Someone posed the question to me, “how do you do things you HATE doing.” Most self-development gurus tell you that you have to have a big enough WHY to accomplish things. I don’t agree. Self-discipline is my answer. I don’t particularly like going to the gym and I don’t really have that big of a WHY. I don’t particularly like meditating and again my WHY is hardly existent. I do them because of self-discipline. I’d rather be sleeping – trust me. It’s a choice. I can stay in bed or I can go to the gym or go and meditate. I just choose to go to the gym or meditate more than most people.
I’d like to say I exercise because of the enjoyment I have or the results I get. The fact is, I can’t see the results because the change is so slow. So even though my jeans fit better, that’s not what motivates me to go to the gym. And I don’t particularly enjoy sweating and working hard mostly because when you do, there’s no instant gratification. It’s just hard. Why would you choose to do something that is hard? For me I have to soothe myself by listening to podcasts or an audio book when I’m on a stationary bike or elliptical. This keeps my mind off the ever-increasing fatigue in my legs. UGH!
I’d like to say I’m motivated because of health reasons. That would be a lie too though. I know that I feel better when I’m exercising regularly but that doesn’t get me out of bed. Bed feels good too. I’d like to say I’m concerned about osteoporosis or cancer or heart disease but that doesn’t really motivate me either. I know exercise is good for me but so do other people and they aren’t in the gym at 5:30.
I exercise because of self-discipline. I exercise because without disciplining myself to be an adult and take care of myself, then I might end up with cancer or heart disease or osteoporosis. Without discipline, I’d be fat. I choose to take care of myself for the long run. I disciplined myself to create a habit. I did it until I couldn’t think of not doing it. It becomes part of who I am. I exercise because I can’t really think of going a week without exercising unless I was really sick and even then I’m tempted to just go sweat it all out.
It’s the same with meditation. I’m disciplining myself to create this habit so I can have the habit installed. I have other things to do than sit around thinking of nothing. I’d rather be doing than sitting. Without disciplining myself to take the time and be still, clear my mind and focus on nothing, I’ll never enjoy the benefits of this practice. I have noticed a lot of results from meditating consistently over 3 years. I feel calmer.
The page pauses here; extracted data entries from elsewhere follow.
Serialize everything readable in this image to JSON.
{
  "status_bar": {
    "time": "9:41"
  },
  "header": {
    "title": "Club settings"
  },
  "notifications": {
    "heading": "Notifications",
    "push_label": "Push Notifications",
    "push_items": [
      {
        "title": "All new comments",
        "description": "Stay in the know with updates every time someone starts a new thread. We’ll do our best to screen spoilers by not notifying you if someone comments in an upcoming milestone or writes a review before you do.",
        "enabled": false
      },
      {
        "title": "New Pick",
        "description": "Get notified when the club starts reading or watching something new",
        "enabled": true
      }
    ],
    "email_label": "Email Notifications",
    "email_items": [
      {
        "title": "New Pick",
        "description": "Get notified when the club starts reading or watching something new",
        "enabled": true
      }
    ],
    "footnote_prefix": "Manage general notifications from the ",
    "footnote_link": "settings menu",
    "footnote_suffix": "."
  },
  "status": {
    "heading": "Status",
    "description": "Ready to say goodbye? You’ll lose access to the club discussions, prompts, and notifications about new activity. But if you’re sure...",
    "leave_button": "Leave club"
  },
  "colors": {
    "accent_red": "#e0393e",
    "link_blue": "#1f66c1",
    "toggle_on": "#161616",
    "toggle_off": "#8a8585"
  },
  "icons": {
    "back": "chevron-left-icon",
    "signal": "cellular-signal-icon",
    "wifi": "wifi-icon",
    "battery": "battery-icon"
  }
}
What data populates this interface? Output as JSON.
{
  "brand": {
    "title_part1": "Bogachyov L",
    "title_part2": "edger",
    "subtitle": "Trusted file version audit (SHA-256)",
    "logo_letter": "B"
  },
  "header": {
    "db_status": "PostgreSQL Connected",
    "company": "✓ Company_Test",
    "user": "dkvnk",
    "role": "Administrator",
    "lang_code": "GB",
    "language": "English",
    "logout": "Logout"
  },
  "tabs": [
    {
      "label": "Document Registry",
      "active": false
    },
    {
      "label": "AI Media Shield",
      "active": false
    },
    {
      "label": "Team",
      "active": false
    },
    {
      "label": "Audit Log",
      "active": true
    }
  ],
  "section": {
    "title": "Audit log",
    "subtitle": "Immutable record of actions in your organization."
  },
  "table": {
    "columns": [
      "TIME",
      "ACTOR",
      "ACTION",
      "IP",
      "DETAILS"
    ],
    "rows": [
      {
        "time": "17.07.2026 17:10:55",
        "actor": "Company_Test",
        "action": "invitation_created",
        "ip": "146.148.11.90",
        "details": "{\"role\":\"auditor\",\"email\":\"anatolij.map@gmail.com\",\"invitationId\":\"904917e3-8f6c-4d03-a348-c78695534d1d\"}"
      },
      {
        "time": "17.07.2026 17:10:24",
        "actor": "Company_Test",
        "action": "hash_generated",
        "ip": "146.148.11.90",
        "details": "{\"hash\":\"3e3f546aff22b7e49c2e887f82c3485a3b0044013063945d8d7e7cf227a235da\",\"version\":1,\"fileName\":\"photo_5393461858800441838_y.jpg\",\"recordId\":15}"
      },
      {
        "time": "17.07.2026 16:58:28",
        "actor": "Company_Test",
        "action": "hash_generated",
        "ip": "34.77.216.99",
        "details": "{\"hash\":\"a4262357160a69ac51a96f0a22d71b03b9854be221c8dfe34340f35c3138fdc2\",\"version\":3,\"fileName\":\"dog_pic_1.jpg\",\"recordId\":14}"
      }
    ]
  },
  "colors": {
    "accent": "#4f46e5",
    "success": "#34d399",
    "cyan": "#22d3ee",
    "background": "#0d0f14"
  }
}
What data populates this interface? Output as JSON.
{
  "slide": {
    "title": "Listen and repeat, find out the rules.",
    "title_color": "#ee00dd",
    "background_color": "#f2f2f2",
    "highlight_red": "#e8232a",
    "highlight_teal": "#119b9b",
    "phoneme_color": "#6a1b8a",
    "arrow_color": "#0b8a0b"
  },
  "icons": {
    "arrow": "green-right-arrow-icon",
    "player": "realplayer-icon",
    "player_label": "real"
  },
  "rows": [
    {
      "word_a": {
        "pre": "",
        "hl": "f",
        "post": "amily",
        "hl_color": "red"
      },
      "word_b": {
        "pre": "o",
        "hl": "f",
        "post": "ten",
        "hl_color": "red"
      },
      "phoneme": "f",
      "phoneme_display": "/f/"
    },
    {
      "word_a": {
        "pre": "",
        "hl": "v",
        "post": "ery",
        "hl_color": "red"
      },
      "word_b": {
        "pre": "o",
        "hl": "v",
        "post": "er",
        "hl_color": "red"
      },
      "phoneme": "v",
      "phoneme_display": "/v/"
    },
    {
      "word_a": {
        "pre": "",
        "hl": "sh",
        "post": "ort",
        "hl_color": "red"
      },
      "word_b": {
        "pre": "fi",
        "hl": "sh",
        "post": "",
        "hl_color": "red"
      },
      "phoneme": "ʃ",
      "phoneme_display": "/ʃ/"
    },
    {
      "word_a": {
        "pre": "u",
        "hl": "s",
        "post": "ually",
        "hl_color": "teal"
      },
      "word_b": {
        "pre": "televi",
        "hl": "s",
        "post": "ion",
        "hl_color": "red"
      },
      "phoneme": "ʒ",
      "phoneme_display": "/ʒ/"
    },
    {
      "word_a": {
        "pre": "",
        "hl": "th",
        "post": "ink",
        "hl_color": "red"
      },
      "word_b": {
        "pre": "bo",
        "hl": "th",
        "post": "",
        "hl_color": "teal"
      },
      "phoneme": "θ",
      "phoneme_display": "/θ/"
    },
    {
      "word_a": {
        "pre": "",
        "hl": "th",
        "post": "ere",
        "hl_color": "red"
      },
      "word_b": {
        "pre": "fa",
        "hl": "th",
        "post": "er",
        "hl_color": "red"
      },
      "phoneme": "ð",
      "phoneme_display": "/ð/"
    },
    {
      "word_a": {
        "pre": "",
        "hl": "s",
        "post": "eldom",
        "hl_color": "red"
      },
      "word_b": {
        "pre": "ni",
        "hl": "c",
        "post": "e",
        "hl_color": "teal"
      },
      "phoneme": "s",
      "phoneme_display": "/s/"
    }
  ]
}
I feel more relaxed. I feel focused. But it wasn’t instantaneous. The reason I keep going is that I know long-term meditators are healthier and often happier. The sacrifice I make in time now is worth the long term benefits later.
And I guess that’s really the point. The point is that self-discpline is about sacrificing what might be tempting NOW for benefits that will come later. Not so strangely, a high sense of self-discipline has been linked to a high degree of self-confidence. That makes sense right? People who are able to stick to their diets, stick to their exercise routine, stick to meditation, also stick to putting away money for investments, spend quality time on relationships and focus on developing their professional career. Their confidence builds with each success in their lives. Set backs are just challenges that can be overcome with persistence. Self-discipline helps in all areas of their lives.
So what do you need to get disciplined about?